One example of this is that researchers from DTU have entered into a collaboration with companies such as Radius Elnet, Danfoss, and HOFOR to create a green energy laboratory in the Copenhagen district of Nordhavn. The project, EnergyLab Nordhavn, tests the smart energy system of the future on a local scale, and puts the knowledge into practice. This is the first step on the way to developing a nationwide energy system based on 100 per cent renewable energy.
Another is example is DTU Skylab—a living laboratory for innovation and entrepreneurship which offers students the opportunity to develop new green technology and meet potential collaborators from the business world at an early stage. This has resulted in many green investments and early partnerships because the innovation is made visible, accessible and attractive to companies.
There are many good initiatives. But we can still become much better at using the research commercially. To succeed with this, politicians should prioritize green business collaborations and help promote the desire to innovate at the country’s universities, so we reap the greatest possible benefit.
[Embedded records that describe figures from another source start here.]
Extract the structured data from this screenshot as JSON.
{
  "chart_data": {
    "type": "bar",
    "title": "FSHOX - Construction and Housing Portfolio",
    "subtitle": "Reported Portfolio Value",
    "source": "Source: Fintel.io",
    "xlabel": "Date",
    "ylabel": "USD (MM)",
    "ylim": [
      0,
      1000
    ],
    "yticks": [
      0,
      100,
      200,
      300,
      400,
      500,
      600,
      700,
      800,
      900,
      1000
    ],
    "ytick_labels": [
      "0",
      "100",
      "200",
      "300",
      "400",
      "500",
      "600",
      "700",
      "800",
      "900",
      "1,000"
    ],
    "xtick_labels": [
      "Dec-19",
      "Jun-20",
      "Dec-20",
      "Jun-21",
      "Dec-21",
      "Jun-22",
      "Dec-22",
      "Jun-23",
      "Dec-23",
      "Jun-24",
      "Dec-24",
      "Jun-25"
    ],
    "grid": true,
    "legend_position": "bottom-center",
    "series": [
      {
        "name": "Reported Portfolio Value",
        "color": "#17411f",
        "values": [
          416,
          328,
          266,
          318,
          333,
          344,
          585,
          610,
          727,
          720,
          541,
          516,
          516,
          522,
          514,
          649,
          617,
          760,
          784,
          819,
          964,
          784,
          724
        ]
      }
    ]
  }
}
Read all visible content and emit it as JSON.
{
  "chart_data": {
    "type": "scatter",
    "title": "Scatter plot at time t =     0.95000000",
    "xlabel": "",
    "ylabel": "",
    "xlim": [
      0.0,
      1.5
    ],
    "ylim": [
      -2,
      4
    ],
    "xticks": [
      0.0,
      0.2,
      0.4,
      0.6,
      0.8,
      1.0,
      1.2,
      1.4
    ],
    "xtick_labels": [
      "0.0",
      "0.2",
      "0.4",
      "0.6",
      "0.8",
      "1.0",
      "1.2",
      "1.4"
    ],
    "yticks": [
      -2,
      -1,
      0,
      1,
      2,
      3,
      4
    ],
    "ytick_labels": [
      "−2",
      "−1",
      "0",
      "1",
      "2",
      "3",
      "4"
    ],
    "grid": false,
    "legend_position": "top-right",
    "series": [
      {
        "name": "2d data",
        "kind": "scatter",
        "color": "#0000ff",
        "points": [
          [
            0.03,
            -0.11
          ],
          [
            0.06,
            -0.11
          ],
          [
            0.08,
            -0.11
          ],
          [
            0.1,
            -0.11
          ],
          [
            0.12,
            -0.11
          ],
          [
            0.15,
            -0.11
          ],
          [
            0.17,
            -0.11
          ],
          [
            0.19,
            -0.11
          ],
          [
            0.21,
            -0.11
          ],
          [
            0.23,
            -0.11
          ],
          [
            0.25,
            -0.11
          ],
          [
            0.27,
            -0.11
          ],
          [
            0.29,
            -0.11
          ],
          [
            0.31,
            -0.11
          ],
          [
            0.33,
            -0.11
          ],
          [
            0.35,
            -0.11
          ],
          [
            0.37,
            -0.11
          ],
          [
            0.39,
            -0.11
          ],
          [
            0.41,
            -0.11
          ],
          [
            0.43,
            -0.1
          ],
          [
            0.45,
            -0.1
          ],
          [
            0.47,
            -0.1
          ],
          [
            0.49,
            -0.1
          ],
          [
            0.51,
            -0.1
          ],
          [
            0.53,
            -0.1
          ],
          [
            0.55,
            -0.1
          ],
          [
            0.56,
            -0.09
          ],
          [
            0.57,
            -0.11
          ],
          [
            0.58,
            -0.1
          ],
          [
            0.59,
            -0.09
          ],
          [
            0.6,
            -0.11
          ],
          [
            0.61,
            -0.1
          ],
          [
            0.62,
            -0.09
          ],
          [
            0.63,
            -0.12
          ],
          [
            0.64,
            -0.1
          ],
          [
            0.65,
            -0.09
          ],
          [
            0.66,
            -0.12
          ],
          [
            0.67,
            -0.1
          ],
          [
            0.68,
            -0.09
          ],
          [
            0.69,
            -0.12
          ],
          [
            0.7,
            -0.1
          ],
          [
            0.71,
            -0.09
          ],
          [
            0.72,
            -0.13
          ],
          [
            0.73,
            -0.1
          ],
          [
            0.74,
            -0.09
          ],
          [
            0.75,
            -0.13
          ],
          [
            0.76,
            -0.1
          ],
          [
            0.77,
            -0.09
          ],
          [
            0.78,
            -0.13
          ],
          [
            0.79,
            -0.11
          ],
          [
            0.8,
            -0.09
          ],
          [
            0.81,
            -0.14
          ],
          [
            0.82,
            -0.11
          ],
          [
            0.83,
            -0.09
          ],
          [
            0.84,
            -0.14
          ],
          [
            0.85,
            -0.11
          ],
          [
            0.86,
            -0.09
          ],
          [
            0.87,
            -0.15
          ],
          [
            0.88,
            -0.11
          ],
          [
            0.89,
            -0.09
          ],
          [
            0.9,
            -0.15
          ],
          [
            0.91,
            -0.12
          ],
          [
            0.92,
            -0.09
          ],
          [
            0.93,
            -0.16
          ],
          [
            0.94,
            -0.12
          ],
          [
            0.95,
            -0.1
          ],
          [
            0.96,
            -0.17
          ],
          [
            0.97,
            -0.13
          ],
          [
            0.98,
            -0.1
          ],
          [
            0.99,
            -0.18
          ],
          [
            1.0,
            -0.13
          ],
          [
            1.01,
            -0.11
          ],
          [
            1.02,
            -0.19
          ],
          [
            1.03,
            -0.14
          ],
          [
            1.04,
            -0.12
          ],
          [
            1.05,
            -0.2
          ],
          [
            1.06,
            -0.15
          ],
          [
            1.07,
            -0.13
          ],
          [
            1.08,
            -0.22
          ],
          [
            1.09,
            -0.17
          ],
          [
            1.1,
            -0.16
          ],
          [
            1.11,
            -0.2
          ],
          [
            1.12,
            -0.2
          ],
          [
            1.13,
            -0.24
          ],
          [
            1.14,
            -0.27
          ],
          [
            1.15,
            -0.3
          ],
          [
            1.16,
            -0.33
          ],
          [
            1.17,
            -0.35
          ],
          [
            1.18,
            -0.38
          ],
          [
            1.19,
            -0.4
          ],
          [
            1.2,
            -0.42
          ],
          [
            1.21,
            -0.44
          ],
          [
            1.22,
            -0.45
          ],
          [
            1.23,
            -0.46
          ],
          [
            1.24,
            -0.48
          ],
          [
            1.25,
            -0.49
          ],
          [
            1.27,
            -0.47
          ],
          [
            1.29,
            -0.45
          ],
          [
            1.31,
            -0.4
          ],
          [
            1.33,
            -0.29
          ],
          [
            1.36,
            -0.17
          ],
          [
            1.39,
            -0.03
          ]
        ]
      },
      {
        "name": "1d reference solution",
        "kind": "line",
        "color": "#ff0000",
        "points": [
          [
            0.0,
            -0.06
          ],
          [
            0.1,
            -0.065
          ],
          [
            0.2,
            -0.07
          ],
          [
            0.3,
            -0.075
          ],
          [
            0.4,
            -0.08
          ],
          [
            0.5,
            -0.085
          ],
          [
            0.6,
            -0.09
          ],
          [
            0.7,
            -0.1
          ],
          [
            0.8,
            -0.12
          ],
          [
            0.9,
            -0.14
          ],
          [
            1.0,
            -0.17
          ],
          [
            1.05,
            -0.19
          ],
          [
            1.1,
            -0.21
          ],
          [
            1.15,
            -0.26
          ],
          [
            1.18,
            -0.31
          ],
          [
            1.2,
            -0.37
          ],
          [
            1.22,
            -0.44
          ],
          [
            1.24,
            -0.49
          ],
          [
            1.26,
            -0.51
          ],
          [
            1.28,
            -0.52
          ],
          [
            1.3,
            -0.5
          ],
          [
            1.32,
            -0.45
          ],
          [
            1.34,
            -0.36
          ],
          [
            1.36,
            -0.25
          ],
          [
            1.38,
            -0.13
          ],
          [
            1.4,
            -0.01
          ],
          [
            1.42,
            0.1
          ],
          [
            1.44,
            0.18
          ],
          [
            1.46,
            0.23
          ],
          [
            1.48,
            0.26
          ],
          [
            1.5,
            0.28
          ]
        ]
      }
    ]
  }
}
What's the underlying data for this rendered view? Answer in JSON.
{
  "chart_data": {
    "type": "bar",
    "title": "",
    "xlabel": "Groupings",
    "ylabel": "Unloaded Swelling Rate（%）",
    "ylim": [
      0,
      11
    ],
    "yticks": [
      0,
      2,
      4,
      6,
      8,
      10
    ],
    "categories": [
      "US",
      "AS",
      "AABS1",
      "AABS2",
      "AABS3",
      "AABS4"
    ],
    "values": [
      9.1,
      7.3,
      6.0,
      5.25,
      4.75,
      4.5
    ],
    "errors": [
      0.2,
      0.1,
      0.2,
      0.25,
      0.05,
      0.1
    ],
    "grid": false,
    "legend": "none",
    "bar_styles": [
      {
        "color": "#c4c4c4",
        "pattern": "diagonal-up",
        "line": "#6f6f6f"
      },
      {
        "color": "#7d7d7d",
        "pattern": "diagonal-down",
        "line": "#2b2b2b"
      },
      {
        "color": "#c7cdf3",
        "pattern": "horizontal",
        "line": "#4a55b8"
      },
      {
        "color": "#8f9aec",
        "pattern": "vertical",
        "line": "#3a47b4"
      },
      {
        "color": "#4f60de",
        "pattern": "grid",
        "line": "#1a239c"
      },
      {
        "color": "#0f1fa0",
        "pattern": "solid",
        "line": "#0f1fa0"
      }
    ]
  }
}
I recently had the pleasure of meeting Denmark’s new Minister for Higher Education and Science, Jesper Petersen, when we held the Education and Research Policy Summit at DTU in Lyngby on 6 October. Here, the Minister mentioned the great potential he sees in the green technology being developed at DTU, and himself pointed out that even stronger links must be created between education, research and the business world.
I look forward to seeing this message shine through in the specific support plans and strategic initiatives that the Minister will present. Because time is short, and the responsibility is great. To live up to that responsibility, researchers, companies and decision-makers must work together.